Auto-utilitaire.com : Quel bilan faites-vous du premier semestre 2010? Et Comment vont les affaires chez Toyota Algérie après l’application des nouvelles dispositions (Crédit documentaire, délocalisation des débarquements des voitures vers d’autres ports…) ?

M.Hassaime : Les estimations de l’activité commerciale du premier semestre indiquent un déclin du marché automobile d’environ 13 à 15% par rapport à la même période en 2009. Il s’agit d’un taux très important causé principalement par la suppression du crédit à la consommation initiée par la loi de finances complémentaire (LFC 2009). Il faut savoir que quand on parle d’un recul des ventes de 15%, la situation dans le détail est un peu plus inquiétante notamment quand on épluche les résultats par segment où on trouve que les ventes de véhicules de tourisme ont chuté  de 20% voir de 40% pour certains autres segments.

Par contre, la situation des ventes de véhicules utilitaires est meilleure que celle des VP, notamment les pick-up où les ventes sont plutôt tirées vers le haut. Cette situation déréglée ne joue pas en faveur des concessionnaires car nous n’arriveront pas à bien nous organiser pour anticiper les commandes et prévoir les stocks nécessaires.

Toyota Algérie subit donc la situation du marché en général et marque un déclin dans le volume des ventes mais heureusement pour nous, ce déclin ne concerne pas nos parts de marché qui n’ont été amputées que de 0.1%, donc nos parts de marché sont maintenues. Cette situation est le résultat d’une perte importante de parts dans le segment des VP compensée par une nette évolution de parts dans le segment des VUL.

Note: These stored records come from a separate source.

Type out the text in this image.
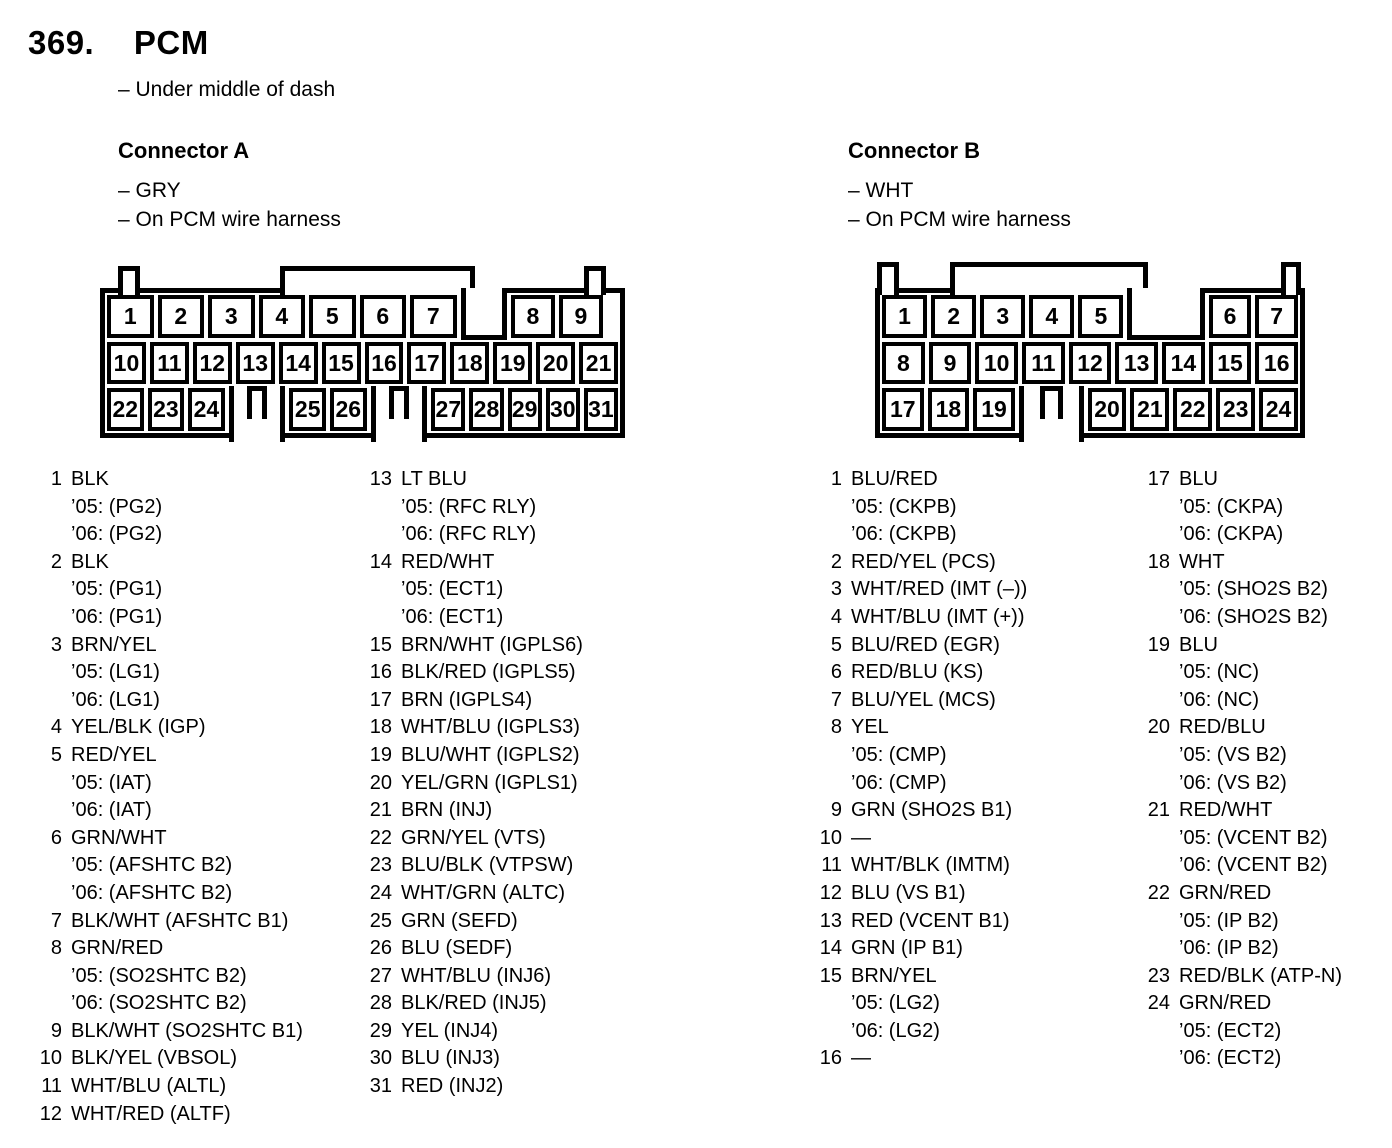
369. PCM
– Under middle of dash
Connector A
– GRY
– On PCM wire harness
Connector B
– WHT
– On PCM wire harness
1	2	3	4	5	6	7	8	9
10 11 12 13 14 15 16 17 18 19 20 21
22 23 24	25 26	27 28 29 30 31
1	2	3	4	5	6	7
8	9	10 11 12 13 14 15 16
17 18 19	20 21 22 23 24
1 BLK
’05: (PG2)
’06: (PG2)
2 BLK
’05: (PG1)
’06: (PG1)
3 BRN/YEL
’05: (LG1)
’06: (LG1)
4 YEL/BLK (IGP)
5 RED/YEL
’05: (IAT)
’06: (IAT)
6 GRN/WHT
’05: (AFSHTC B2)
’06: (AFSHTC B2)
7 BLK/WHT (AFSHTC B1)
8 GRN/RED
’05: (SO2SHTC B2)
’06: (SO2SHTC B2)
9 BLK/WHT (SO2SHTC B1)
10 BLK/YEL (VBSOL)
11 WHT/BLU (ALTL)
12 WHT/RED (ALTF)
13 LT BLU
’05: (RFC RLY)
’06: (RFC RLY)
14 RED/WHT
’05: (ECT1)
’06: (ECT1)
15 BRN/WHT (IGPLS6)
16 BLK/RED (IGPLS5)
17 BRN (IGPLS4)
18 WHT/BLU (IGPLS3)
19 BLU/WHT (IGPLS2)
20 YEL/GRN (IGPLS1)
21 BRN (INJ)
22 GRN/YEL (VTS)
23 BLU/BLK (VTPSW)
24 WHT/GRN (ALTC)
25 GRN (SEFD)
26 BLU (SEDF)
27 WHT/BLU (INJ6)
28 BLK/RED (INJ5)
29 YEL (INJ4)
30 BLU (INJ3)
31 RED (INJ2)
1 BLU/RED
’05: (CKPB)
’06: (CKPB)
2 RED/YEL (PCS)
3 WHT/RED (IMT (–))
4 WHT/BLU (IMT (+))
5 BLU/RED (EGR)
6 RED/BLU (KS)
7 BLU/YEL (MCS)
8 YEL
’05: (CMP)
’06: (CMP)
9 GRN (SHO2S B1)
10 —
11 WHT/BLK (IMTM)
12 BLU (VS B1)
13 RED (VCENT B1)
14 GRN (IP B1)
15 BRN/YEL
’05: (LG2)
’06: (LG2)
16 —
17 BLU
’05: (CKPA)
’06: (CKPA)
18 WHT
’05: (SHO2S B2)
’06: (SHO2S B2)
19 BLU
’05: (NC)
’06: (NC)
20 RED/BLU
’05: (VS B2)
’06: (VS B2)
21 RED/WHT
’05: (VCENT B2)
’06: (VCENT B2)
22 GRN/RED
’05: (IP B2)
’06: (IP B2)
23 RED/BLK (ATP-N)
24 GRN/RED
’05: (ECT2)
’06: (ECT2)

Globalement, Toyota Algérie ne perd pas beaucoup en parts de marché mais se voit bouleversée dans sa stratégie de rééquilibrer les ventes de VP par rapport aux ventes de VUL. C’est un premier bilan que je fais aujourd’hui du marché.

-Toyota Algérie cherche donc à se repositionner sur le marché notamment avec les fluctuations du Yen qui pèsent aujourd’hui sur les prix des véhicules  en Algérie. Comment y allez-vous procéder ?

-Pour nous, la stratégie doit tout le temps être revue parce que nous évoluons dans un marché immature. Nous sommes dans un contexte algéro-algérien miné par des paramètres exogènes très versatiles, notamment ces deux dernières années, qui ne permettent pas de mener à bien une stratégie à moyen ou à long termes. La force d’un concessionnaire automobile actuellement en Algérie réside dans sa capacité à s’adapter constamment à toutes les situations.

Je pense que notre stratégie dans ces conditions s’articule autour de la nécessité de maintenir notre position confortable dans le segment des utilitaires si ce n’est de la renforcer.

Le deuxième axe de cette stratégie concerne le segment des véhicules touristiques afin de minimiser le déclin, car c’est dans ce segment que nous souffrons et nous ne sommes pas du tout aidés par la lettre de crédit bancaire, le transport des véhicules à partir des ports, le coût du transport, les fluctuations du yen et du dollar… Il nous faudra une forte restructuration dans ce segment.

D’autres parts, il faudra maintenant accélérer notre stratégie par l’introduction de nouveaux modèles pour laisser le temps au client de connaître l’étendue de nos marques même si nous ne réaliseront que de faibles volumes, c’est une façon de retrouver la sérénité au moment où le marché retrouvera son train normal, là nous serons mieux lotis que si nous n’avions pas de nouveaux produits. Malheureusement, tout cela ne suffit pas parce que nous dépendons aussi de nos partenaires japonais, mais également d’aspects techniques. Dans cette vision, nous visons des marchés de niches comme le segment des MPV représenté chez nous par la Corola Verso, le segment de la Toyota Camry, celui des 4X4 par le Toyota Fortuner sans oublier notre volonté d’introduire la petite citadine Aigo.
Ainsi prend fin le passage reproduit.